Don’t Worry Darling is a fine idea for a episode of mystery suspense sci-fi tv show… but it’s stretched to two hours of often uneventful, static storytelling. Cut this back by a good hour or insert more breadcrumbs and they might have had something good.
The flick is set in an idyllic 1950s neighborhood where the woman make the home and the men head off every morning to work at the mysterious Victory project. But, of course, not everything is at it seems and slowly our lead (played by Florence Pugh) starts noticing things aren’t quite right.

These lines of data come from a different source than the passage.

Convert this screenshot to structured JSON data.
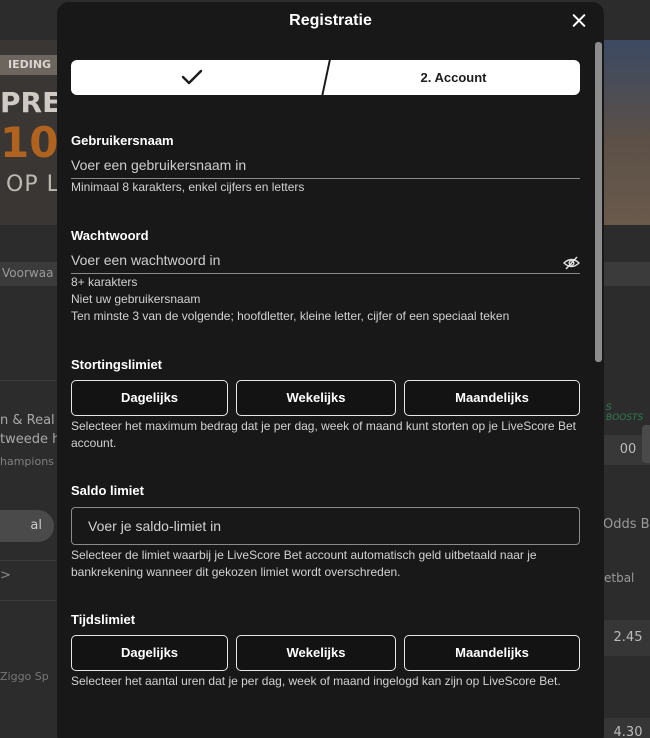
{
  "background": {
    "badge": "IEDING",
    "promo_line1": "PRE-",
    "promo_amount": "10",
    "promo_line3": "OP L",
    "conditions_link": "Voorwaa",
    "match_line1": "n & Real",
    "match_line2": "tweede h",
    "competition": "hampions",
    "filter_pill": "al",
    "boosts_label": "S BOOSTS",
    "odd_top": "00",
    "odds_tab": "Odds B",
    "nav_arrow": ">",
    "sport_label": "etbal",
    "broadcaster": "Ziggo Sp",
    "odd_mid": "2.45",
    "odd_bottom": "4.30"
  },
  "modal": {
    "title": "Registratie",
    "stepper": {
      "step1_icon": "check-icon",
      "step2_label": "2. Account"
    },
    "username": {
      "label": "Gebruikersnaam",
      "placeholder": "Voer een gebruikersnaam in",
      "hint": "Minimaal 8 karakters, enkel cijfers en letters"
    },
    "password": {
      "label": "Wachtwoord",
      "placeholder": "Voer een wachtwoord in",
      "toggle_icon": "eye-slash-icon",
      "hints": [
        "8+ karakters",
        "Niet uw gebruikersnaam",
        "Ten minste 3 van de volgende; hoofdletter, kleine letter, cijfer of een speciaal teken"
      ]
    },
    "deposit_limit": {
      "label": "Stortingslimiet",
      "options": [
        "Dagelijks",
        "Wekelijks",
        "Maandelijks"
      ],
      "hint": "Selecteer het maximum bedrag dat je per dag, week of maand kunt storten op je LiveScore Bet account."
    },
    "balance_limit": {
      "label": "Saldo limiet",
      "placeholder": "Voer je saldo-limiet in",
      "hint": "Selecteer de limiet waarbij je LiveScore Bet account automatisch geld uitbetaald naar je bankrekening wanneer dit gekozen limiet wordt overschreden."
    },
    "time_limit": {
      "label": "Tijdslimiet",
      "options": [
        "Dagelijks",
        "Wekelijks",
        "Maandelijks"
      ],
      "hint": "Selecteer het aantal uren dat je per dag, week of maand ingelogd kan zijn op LiveScore Bet."
    }
  }
}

Hard to talk about without revealing what’s really going on… but there’s obviously something really going on. It’s a mystery box where we have to deduce what’s likely happening based on the visual clues and hints provided. This is the kind of story that lives and dies based on how the truth reveals itself. And that’s where this movie goes off the rails.
At first, we get some hints that should make any observant person get an inkling about the overall theme, if not the actual mechanism of this mystery. And then we get some visual clues and cryptic revelations that were pretty enticing. I was engaged and enticed.
But this film simply stops providing hints or clues until then last twenty minutes of the final act. And that’s a lot of down-time watching Pugh be confused and paranoid without any additional hints for the audience. I simply got deeply, deeply bored… the acting is fine but the characters don’t really have a lot to say beyond accusations and cryptic replies. This kind of enclosed mystery thriller needs more meat to its mystery than this film provided.
The final reveal and finale at least provided a little interest from me to see how it resolves. That helped the movie’s heartbeat just enough to give it a slightly better rating than I thought I was going to give it. That said though, I kept waiting for something more interesting to happen. Something that would give more agency and maybe a lot more catharsis.
Plus the flick ends where it would start getting interesting.
No, this one’s quite a disappointment. There’s merit in some of the acting and I enjoyed, at the beginning, trying to deduce the mystery. But the longer the movie goes without feeding the audience, the more it lost me. There’s a better version of this story out there.